Las Vegas, CES 2026 — Universal Robots and Robotiq, in collaboration with Siemens, have unveiled a next-generation robotic palletizing solution at CES 2026, demonstrating how digital twins and physical automation are converging to transform modern manufacturing and logistics.
Showcased at the Siemens booth (#8725) in the LVCC North Hall, the live demonstration combines Robotiq’s PAL Ready palletizing cell with Universal Robots’ heavy-duty UR20 cobot, fully integrated with Siemens’ industrial automation hardware and its newly launched Digital Twin Composer software.
Digital Twin Meets Real-World Automation
The showcase features a fully simulated, photo-realistic palletizing cell running in real time alongside live hardware. Using Siemens’ Digital Twin Composer, visitors can see how manufacturers can design, test and optimize automation systems virtually before deploying them on the factory floor.
The system palletizes boxes of chips and beverages while dynamically optimizing gripper performance and suction points using real-time analytics. Data captured through Siemens Industrial Edge hardware is streamed into Siemens’ Insights Hub Copilot, delivering continuous insights into system performance.

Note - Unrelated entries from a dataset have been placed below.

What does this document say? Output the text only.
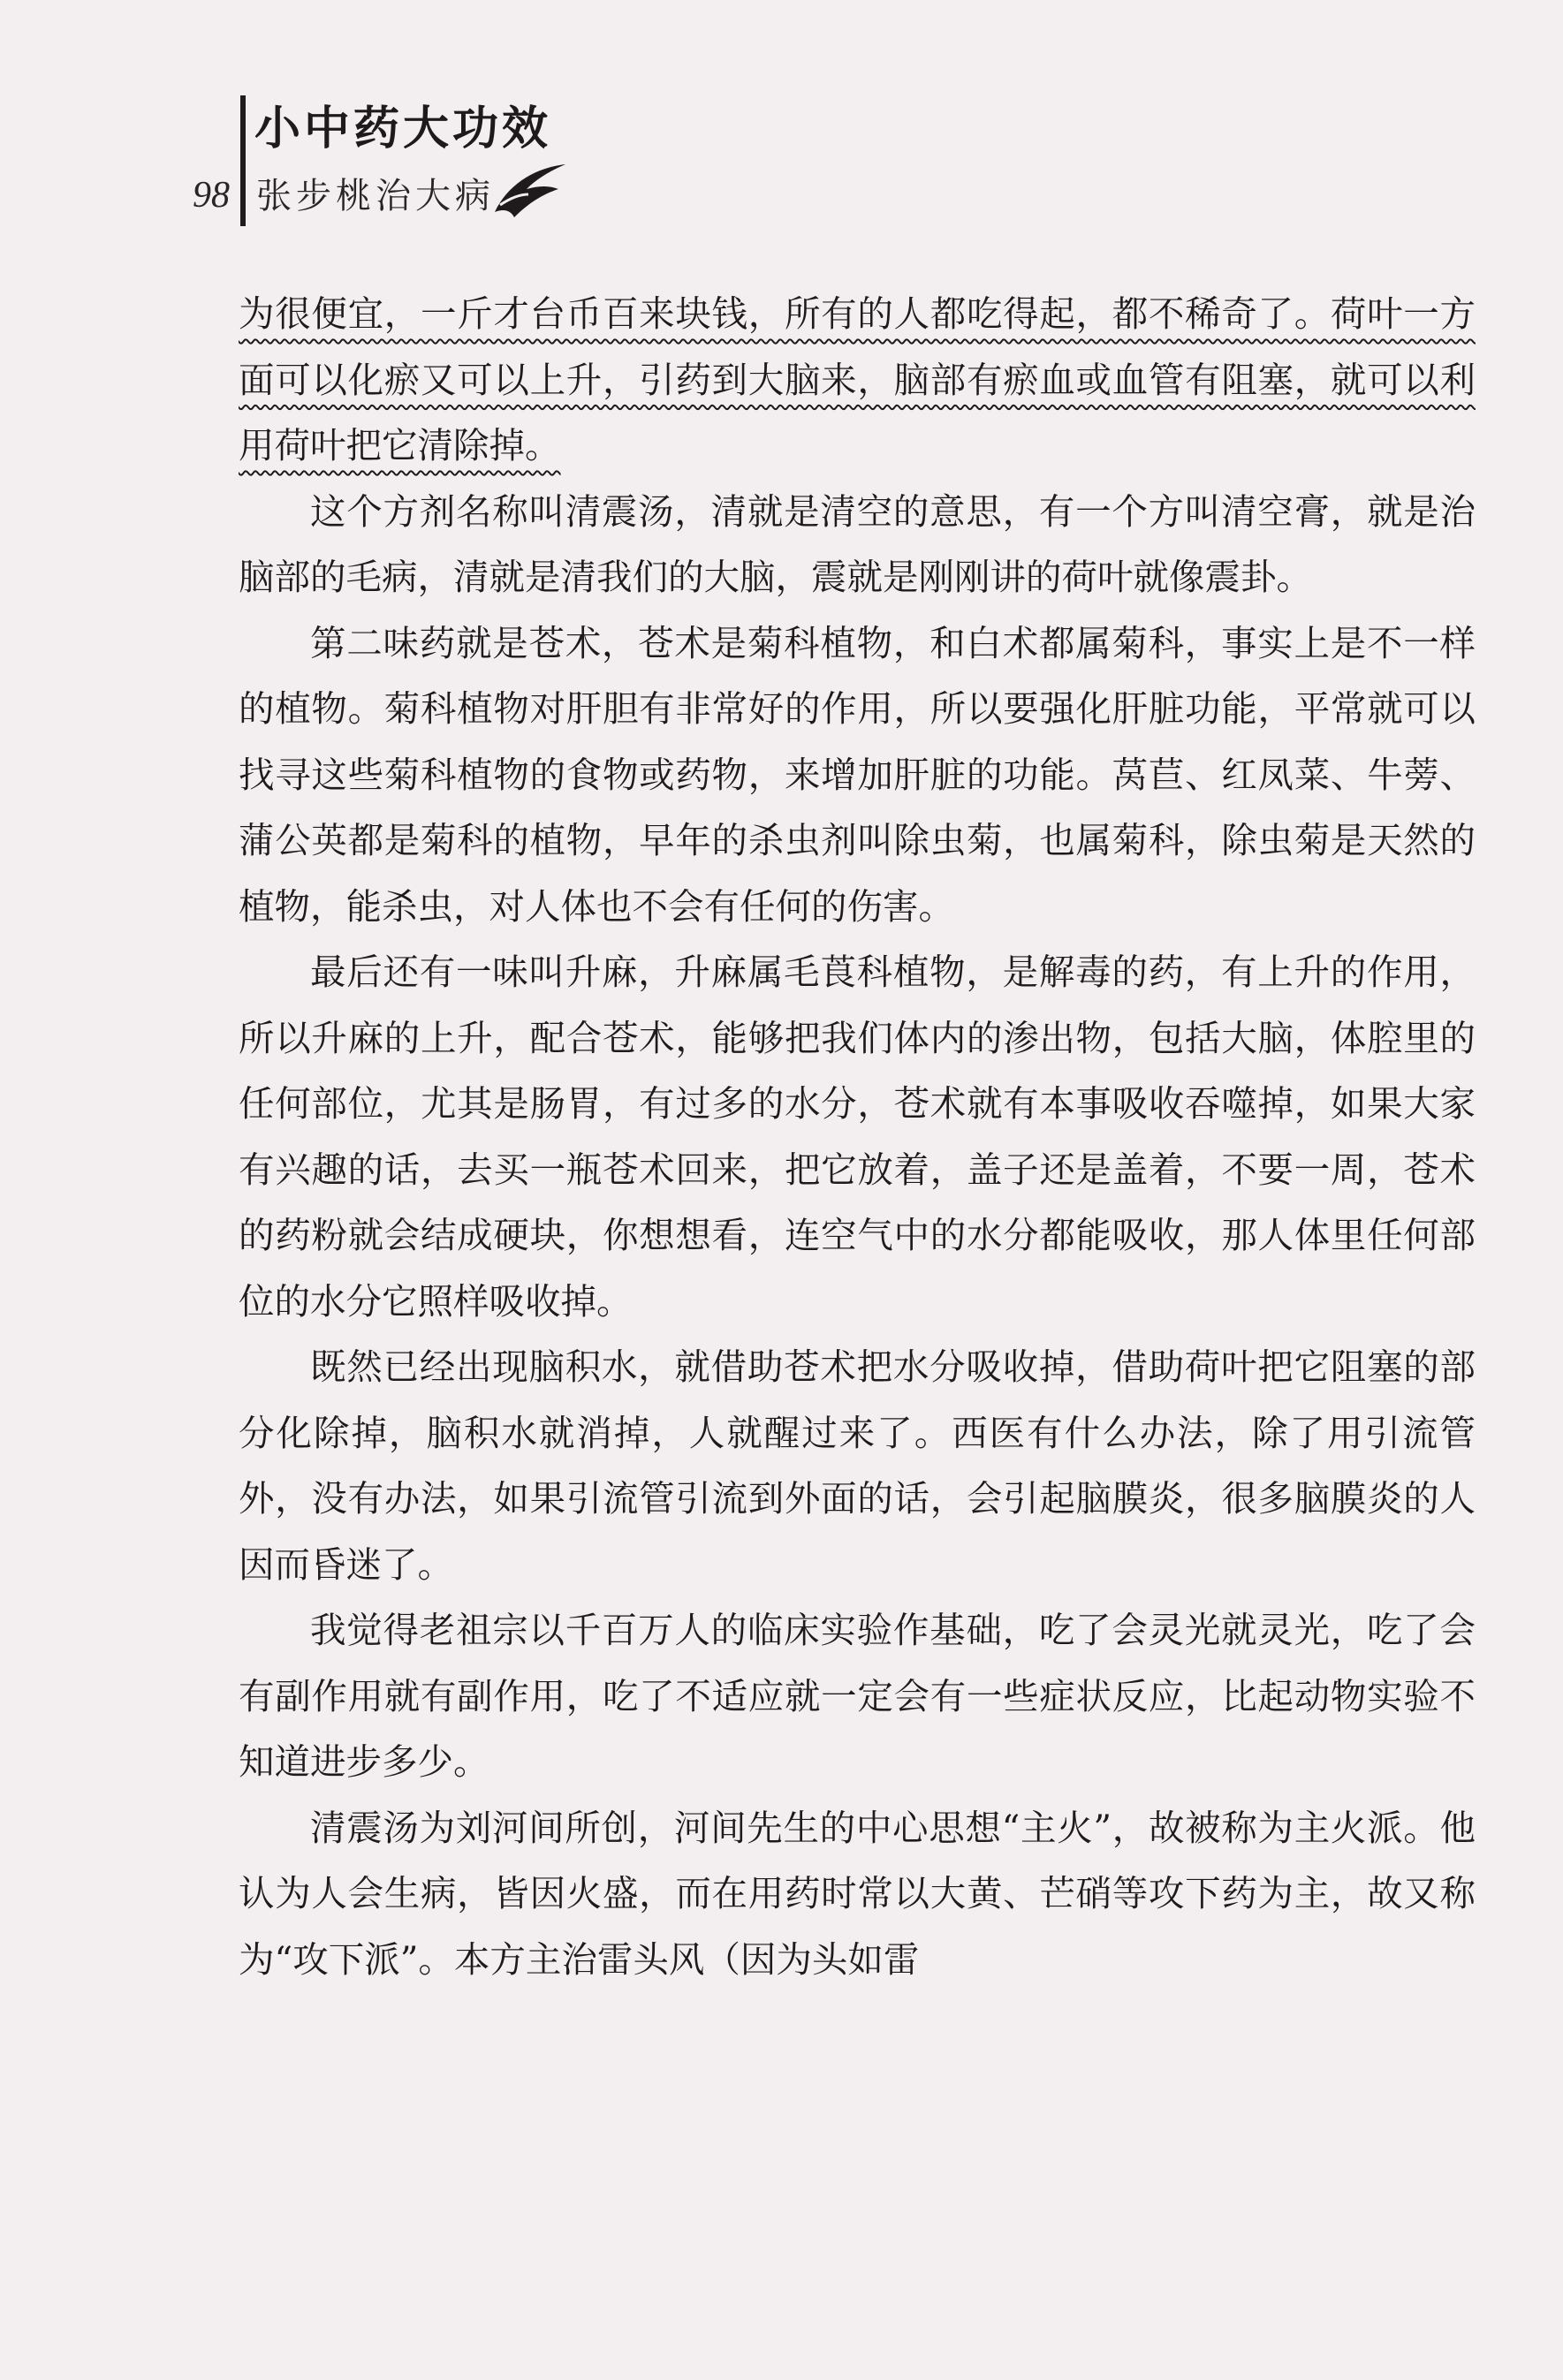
98
小中药大功效
张步桃治大病

为很便宜，一斤才台币百来块钱，所有的人都吃得起，都不稀奇了。荷叶一方面可以化瘀又可以上升，引药到大脑来，脑部有瘀血或血管有阻塞，就可以利用荷叶把它清除掉。

这个方剂名称叫清震汤，清就是清空的意思，有一个方叫清空膏，就是治脑部的毛病，清就是清我们的大脑，震就是刚刚讲的荷叶就像震卦。

第二味药就是苍术，苍术是菊科植物，和白术都属菊科，事实上是不一样的植物。菊科植物对肝胆有非常好的作用，所以要强化肝脏功能，平常就可以找寻这些菊科植物的食物或药物，来增加肝脏的功能。莴苣、红凤菜、牛蒡、蒲公英都是菊科的植物，早年的杀虫剂叫除虫菊，也属菊科，除虫菊是天然的植物，能杀虫，对人体也不会有任何的伤害。

最后还有一味叫升麻，升麻属毛莨科植物，是解毒的药，有上升的作用，所以升麻的上升，配合苍术，能够把我们体内的渗出物，包括大脑，体腔里的任何部位，尤其是肠胃，有过多的水分，苍术就有本事吸收吞噬掉，如果大家有兴趣的话，去买一瓶苍术回来，把它放着，盖子还是盖着，不要一周，苍术的药粉就会结成硬块，你想想看，连空气中的水分都能吸收，那人体里任何部位的水分它照样吸收掉。

既然已经出现脑积水，就借助苍术把水分吸收掉，借助荷叶把它阻塞的部分化除掉，脑积水就消掉，人就醒过来了。西医有什么办法，除了用引流管外，没有办法，如果引流管引流到外面的话，会引起脑膜炎，很多脑膜炎的人因而昏迷了。

我觉得老祖宗以千百万人的临床实验作基础，吃了会灵光就灵光，吃了会有副作用就有副作用，吃了不适应就一定会有一些症状反应，比起动物实验不知道进步多少。

清震汤为刘河间所创，河间先生的中心思想“主火”，故被称为主火派。他认为人会生病，皆因火盛，而在用药时常以大黄、芒硝等攻下药为主，故又称为“攻下派”。本方主治雷头风（因为头如雷
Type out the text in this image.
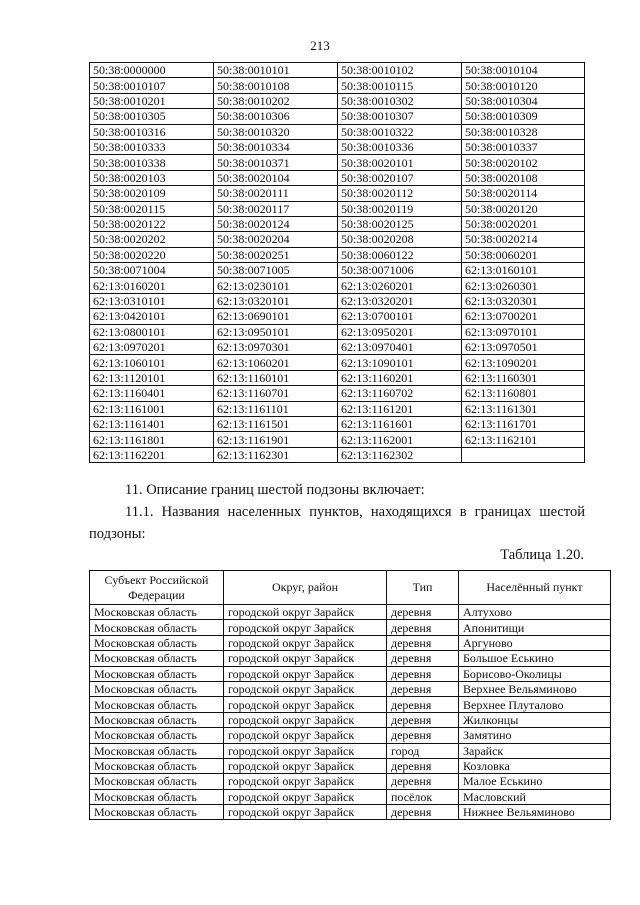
213
50:38:0000000	50:38:0010101	50:38:0010102	50:38:0010104
50:38:0010107	50:38:0010108	50:38:0010115	50:38:0010120
50:38:0010201	50:38:0010202	50:38:0010302	50:38:0010304
50:38:0010305	50:38:0010306	50:38:0010307	50:38:0010309
50:38:0010316	50:38:0010320	50:38:0010322	50:38:0010328
50:38:0010333	50:38:0010334	50:38:0010336	50:38:0010337
50:38:0010338	50:38:0010371	50:38:0020101	50:38:0020102
50:38:0020103	50:38:0020104	50:38:0020107	50:38:0020108
50:38:0020109	50:38:0020111	50:38:0020112	50:38:0020114
50:38:0020115	50:38:0020117	50:38:0020119	50:38:0020120
50:38:0020122	50:38:0020124	50:38:0020125	50:38:0020201
50:38:0020202	50:38:0020204	50:38:0020208	50:38:0020214
50:38:0020220	50:38:0020251	50:38:0060122	50:38:0060201
50:38:0071004	50:38:0071005	50:38:0071006	62:13:0160101
62:13:0160201	62:13:0230101	62:13:0260201	62:13:0260301
62:13:0310101	62:13:0320101	62:13:0320201	62:13:0320301
62:13:0420101	62:13:0690101	62:13:0700101	62:13:0700201
62:13:0800101	62:13:0950101	62:13:0950201	62:13:0970101
62:13:0970201	62:13:0970301	62:13:0970401	62:13:0970501
62:13:1060101	62:13:1060201	62:13:1090101	62:13:1090201
62:13:1120101	62:13:1160101	62:13:1160201	62:13:1160301
62:13:1160401	62:13:1160701	62:13:1160702	62:13:1160801
62:13:1161001	62:13:1161101	62:13:1161201	62:13:1161301
62:13:1161401	62:13:1161501	62:13:1161601	62:13:1161701
62:13:1161801	62:13:1161901	62:13:1162001	62:13:1162101
62:13:1162201	62:13:1162301	62:13:1162302	
11. Описание границ шестой подзоны включает:
11.1. Названия населенных пунктов, находящихся в границах шестой
подзоны:
Таблица 1.20.
Субъект Российской Федерации	Округ, район	Тип	Населённый пункт
Московская область	городской округ Зарайск	деревня	Алтухово
Московская область	городской округ Зарайск	деревня	Апонитищи
Московская область	городской округ Зарайск	деревня	Аргуново
Московская область	городской округ Зарайск	деревня	Большое Еськино
Московская область	городской округ Зарайск	деревня	Борисово-Околицы
Московская область	городской округ Зарайск	деревня	Верхнее Вельяминово
Московская область	городской округ Зарайск	деревня	Верхнее Плуталово
Московская область	городской округ Зарайск	деревня	Жилконцы
Московская область	городской округ Зарайск	деревня	Замятино
Московская область	городской округ Зарайск	город	Зарайск
Московская область	городской округ Зарайск	деревня	Козловка
Московская область	городской округ Зарайск	деревня	Малое Еськино
Московская область	городской округ Зарайск	посёлок	Масловский
Московская область	городской округ Зарайск	деревня	Нижнее Вельяминово
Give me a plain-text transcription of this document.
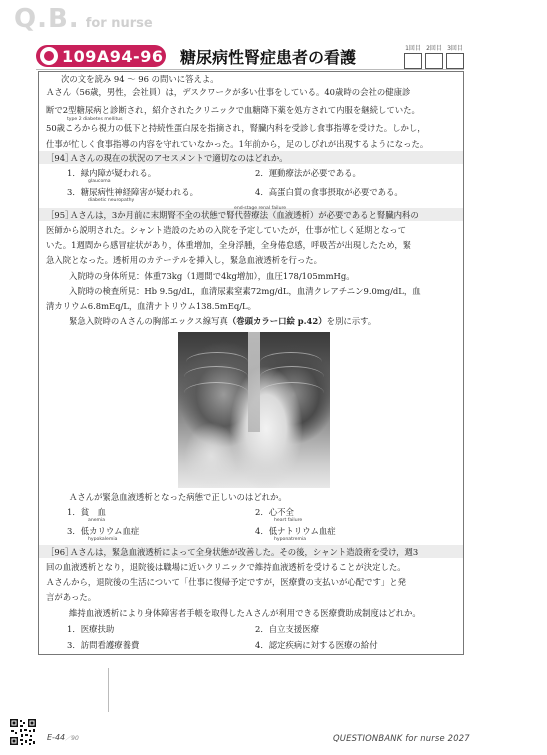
Q.B. for nurse
109A94-96 糖尿病性腎症患者の看護	1回目 2回目 3回目
次の文を読み 94 ～ 96 の問いに答えよ。
Ａさん（56歳，男性，会社員）は，デスクワークが多い仕事をしている。40歳時の会社の健康診
断で2型糖尿病と診断され，紹介されたクリニックで血糖降下薬を処方されて内服を継続していた。
type 2 diabetes mellitus
50歳ころから視力の低下と持続性蛋白尿を指摘され，腎臓内科を受診し食事指導を受けた。しかし，
仕事が忙しく食事指導の内容を守れていなかった。1年前から，足のしびれが出現するようになった。
［94］
Ａさんの現在の状況のアセスメントで適切なのはどれか。
1．緑内障が疑われる。
glaucoma
2．運動療法が必要である。
3．糖尿病性神経障害が疑われる。
diabetic neuropathy
4．高蛋白質の食事摂取が必要である。
end-stage renal failure
［95］
Ａさんは，3か月前に末期腎不全の状態で腎代替療法（血液透析）が必要であると腎臓内科の
医師から説明された。シャント造設のための入院を予定していたが，仕事が忙しく延期となって
いた。1週間から感冒症状があり，体重増加，全身浮腫，全身倦怠感，呼吸苦が出現したため，緊
急入院となった。透析用のカテーテルを挿入し，緊急血液透析を行った。
入院時の身体所見：体重73kg（1週間で4kg増加），血圧178/105mmHg。
入院時の検査所見：Hb 9.5g/dL，血清尿素窒素72mg/dL，血清クレアチニン9.0mg/dL，血
清カリウム6.8mEq/L，血清ナトリウム138.5mEq/L。
緊急入院時のＡさんの胸部エックス線写真（巻頭カラー口絵 p.42）を別に示す。
Ａさんが緊急血液透析となった病態で正しいのはどれか。
1．貧　血
anemia
2．心不全
heart failure
3．低カリウム血症
hypokalemia
4．低ナトリウム血症
hyponatremia
［96］
Ａさんは，緊急血液透析によって全身状態が改善した。その後，シャント造設術を受け，週3
回の血液透析となり，退院後は職場に近いクリニックで維持血液透析を受けることが決定した。
Ａさんから，退院後の生活について「仕事に復帰予定ですが，医療費の支払いが心配です」と発
言があった。
維持血液透析により身体障害者手帳を取得したＡさんが利用できる医療費助成制度はどれか。
1．医療扶助	2．自立支援医療
3．訪問看護療養費	4．認定疾病に対する医療の給付
E-44／90	QUESTIONBANK for nurse 2027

Accelerating Industrial Transformation
According to Siemens, the collaboration highlights how industrial AI and digital twins can shorten deployment timelines, improve efficiency and unlock measurable ROI for manufacturers facing rising complexity and labor challenges.
Robotiq CEO Samuel Bouchard said the solution demonstrates how Lean Palletizing combined with digital twin technology allows companies to adapt faster to changing production demands.
Jean-Pierre Hathout, President of the Teradyne Robotics Group, added that the integration of the UR20 robot with Siemens’ automation and Robotiq’s palletizing cell shows how digital and physical innovation can work together to modernize production environments at scale.
A Glimpse of the Industrial Metaverse
The joint CES 2026 showcase positions digital twins as a practical tool—not just a concept—showing how manufacturers can simulate, optimize and operate automation systems in parallel, bringing the industrial metaverse closer to real-world adoption.